# New ECDM ..................



## switchbacktrog (May 10, 2013)

A big thanks to all at Ventana and JD Tandems Tandems.co.uk - The UK Tandem Bike Site from JD Tandems - JD Tandems for the build of our new ECDM. The colour is "Champagne" and the frame is a 16"/19" with the top tube length of a 21". It also has the 12mm bolt thru rear axle. The fork still needs to have the travel dropped from 150mm to 130 or 140mm(not decided yet, but probably 130).


----------



## Okayfine (Sep 7, 2010)

Fancy!


----------



## reamer41 (Mar 26, 2007)

Nice!


----------



## Sanchofula (Dec 30, 2007)

Nice ride, 29" or 650b?

I was wondering about the Maxle for the rear end, that's a nice upgrade, for sure a worthy change for a tandem where all that weight can easilly twist the wheel on a normal QR.

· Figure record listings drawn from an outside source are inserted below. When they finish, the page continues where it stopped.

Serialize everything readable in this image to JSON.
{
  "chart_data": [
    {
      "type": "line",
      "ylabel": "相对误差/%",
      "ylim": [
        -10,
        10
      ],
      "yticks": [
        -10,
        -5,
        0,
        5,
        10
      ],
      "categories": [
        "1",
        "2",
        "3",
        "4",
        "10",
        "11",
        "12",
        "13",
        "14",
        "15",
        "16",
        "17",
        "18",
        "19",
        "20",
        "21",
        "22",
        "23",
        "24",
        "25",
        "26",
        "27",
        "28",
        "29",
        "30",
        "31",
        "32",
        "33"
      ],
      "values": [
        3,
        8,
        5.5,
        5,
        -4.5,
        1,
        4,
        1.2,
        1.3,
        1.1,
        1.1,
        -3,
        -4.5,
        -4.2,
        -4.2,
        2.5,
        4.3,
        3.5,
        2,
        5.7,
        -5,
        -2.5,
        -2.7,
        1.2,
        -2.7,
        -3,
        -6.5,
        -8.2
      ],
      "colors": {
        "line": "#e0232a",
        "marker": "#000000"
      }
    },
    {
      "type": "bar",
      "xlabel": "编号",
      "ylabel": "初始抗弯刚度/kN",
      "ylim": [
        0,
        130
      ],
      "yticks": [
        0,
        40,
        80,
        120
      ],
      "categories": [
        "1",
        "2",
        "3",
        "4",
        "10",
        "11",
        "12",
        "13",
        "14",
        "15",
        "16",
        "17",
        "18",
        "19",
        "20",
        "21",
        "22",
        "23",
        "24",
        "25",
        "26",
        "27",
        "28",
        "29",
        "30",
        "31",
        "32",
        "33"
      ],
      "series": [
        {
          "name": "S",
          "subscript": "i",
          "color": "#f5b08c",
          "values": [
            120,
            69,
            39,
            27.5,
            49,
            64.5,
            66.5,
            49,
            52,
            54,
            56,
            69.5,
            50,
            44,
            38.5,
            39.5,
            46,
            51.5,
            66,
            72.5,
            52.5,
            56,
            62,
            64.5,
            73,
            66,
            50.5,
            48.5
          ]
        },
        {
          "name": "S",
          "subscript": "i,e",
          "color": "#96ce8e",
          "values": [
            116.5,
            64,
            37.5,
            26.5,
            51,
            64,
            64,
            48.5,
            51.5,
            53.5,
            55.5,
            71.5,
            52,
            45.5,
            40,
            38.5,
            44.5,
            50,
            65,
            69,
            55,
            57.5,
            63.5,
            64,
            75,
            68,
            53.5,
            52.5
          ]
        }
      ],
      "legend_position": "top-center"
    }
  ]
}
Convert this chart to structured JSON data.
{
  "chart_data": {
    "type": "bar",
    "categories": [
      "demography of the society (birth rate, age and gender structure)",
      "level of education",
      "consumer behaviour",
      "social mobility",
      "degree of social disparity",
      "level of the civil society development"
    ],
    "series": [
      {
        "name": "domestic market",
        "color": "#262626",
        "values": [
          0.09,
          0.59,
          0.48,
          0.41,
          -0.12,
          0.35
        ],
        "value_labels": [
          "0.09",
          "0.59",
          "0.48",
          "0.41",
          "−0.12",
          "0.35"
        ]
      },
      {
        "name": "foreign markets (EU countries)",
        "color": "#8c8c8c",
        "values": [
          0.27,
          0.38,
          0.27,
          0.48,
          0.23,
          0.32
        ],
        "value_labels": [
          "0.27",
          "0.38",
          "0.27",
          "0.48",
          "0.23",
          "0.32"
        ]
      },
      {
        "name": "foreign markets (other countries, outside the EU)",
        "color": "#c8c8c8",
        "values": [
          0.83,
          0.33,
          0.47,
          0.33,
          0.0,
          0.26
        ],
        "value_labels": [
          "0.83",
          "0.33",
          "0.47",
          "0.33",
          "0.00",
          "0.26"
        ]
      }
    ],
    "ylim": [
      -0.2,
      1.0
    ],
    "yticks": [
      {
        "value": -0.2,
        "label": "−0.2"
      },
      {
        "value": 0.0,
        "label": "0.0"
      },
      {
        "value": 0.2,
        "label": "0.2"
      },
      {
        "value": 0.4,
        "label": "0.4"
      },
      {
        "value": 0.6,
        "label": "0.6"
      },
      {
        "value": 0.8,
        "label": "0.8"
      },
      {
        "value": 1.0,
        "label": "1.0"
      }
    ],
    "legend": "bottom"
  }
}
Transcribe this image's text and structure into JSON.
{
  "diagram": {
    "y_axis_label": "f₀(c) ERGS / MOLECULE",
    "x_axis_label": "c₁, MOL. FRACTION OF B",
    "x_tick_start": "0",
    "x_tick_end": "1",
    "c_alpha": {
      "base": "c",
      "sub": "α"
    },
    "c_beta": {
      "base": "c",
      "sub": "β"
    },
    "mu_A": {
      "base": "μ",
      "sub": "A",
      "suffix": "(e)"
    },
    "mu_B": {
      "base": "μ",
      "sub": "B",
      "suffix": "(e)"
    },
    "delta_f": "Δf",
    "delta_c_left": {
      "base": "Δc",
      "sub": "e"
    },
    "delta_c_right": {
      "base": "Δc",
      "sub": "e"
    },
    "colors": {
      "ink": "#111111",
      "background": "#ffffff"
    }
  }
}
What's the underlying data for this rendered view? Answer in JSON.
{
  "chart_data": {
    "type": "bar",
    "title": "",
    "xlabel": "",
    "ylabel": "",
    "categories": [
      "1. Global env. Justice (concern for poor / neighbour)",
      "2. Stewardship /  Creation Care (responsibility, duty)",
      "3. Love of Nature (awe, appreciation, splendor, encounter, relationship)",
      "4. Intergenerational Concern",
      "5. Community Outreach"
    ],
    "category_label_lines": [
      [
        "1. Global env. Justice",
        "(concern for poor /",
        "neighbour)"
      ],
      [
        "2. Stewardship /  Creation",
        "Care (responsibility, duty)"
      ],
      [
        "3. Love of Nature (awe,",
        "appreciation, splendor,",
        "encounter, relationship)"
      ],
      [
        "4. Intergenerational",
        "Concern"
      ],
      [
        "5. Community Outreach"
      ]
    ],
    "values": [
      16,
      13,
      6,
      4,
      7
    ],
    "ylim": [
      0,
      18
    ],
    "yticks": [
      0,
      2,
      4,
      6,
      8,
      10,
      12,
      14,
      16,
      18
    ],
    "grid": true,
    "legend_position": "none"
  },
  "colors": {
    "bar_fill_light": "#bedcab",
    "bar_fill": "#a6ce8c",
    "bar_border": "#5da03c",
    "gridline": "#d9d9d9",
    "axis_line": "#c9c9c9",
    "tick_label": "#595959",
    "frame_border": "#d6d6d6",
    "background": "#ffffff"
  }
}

We're looking at upgrading from the Fandango, it's lots of dollars, but to improve ride and stoker comfort it's worth it.

We'll get red


----------



## Okayfine (Sep 7, 2010)

Nurse Ben said:


> We'll get red


----------



## switchbacktrog (May 10, 2013)

Nurse Ben said:


> Nice ride, 29" or 650b?


26"...................it probably looks bigger due to the tyres.


----------



## ki5ka (Dec 17, 2006)

How fun is that! Enjoy!


----------



## sportsnapper (Apr 24, 2014)

Looks just great in that colour. Personally, so pleased you've got that as we're really enjoying your old tandem


----------



## XC Mike (Sep 26, 2004)

Nice Lookin' Rig :thumbsup:


----------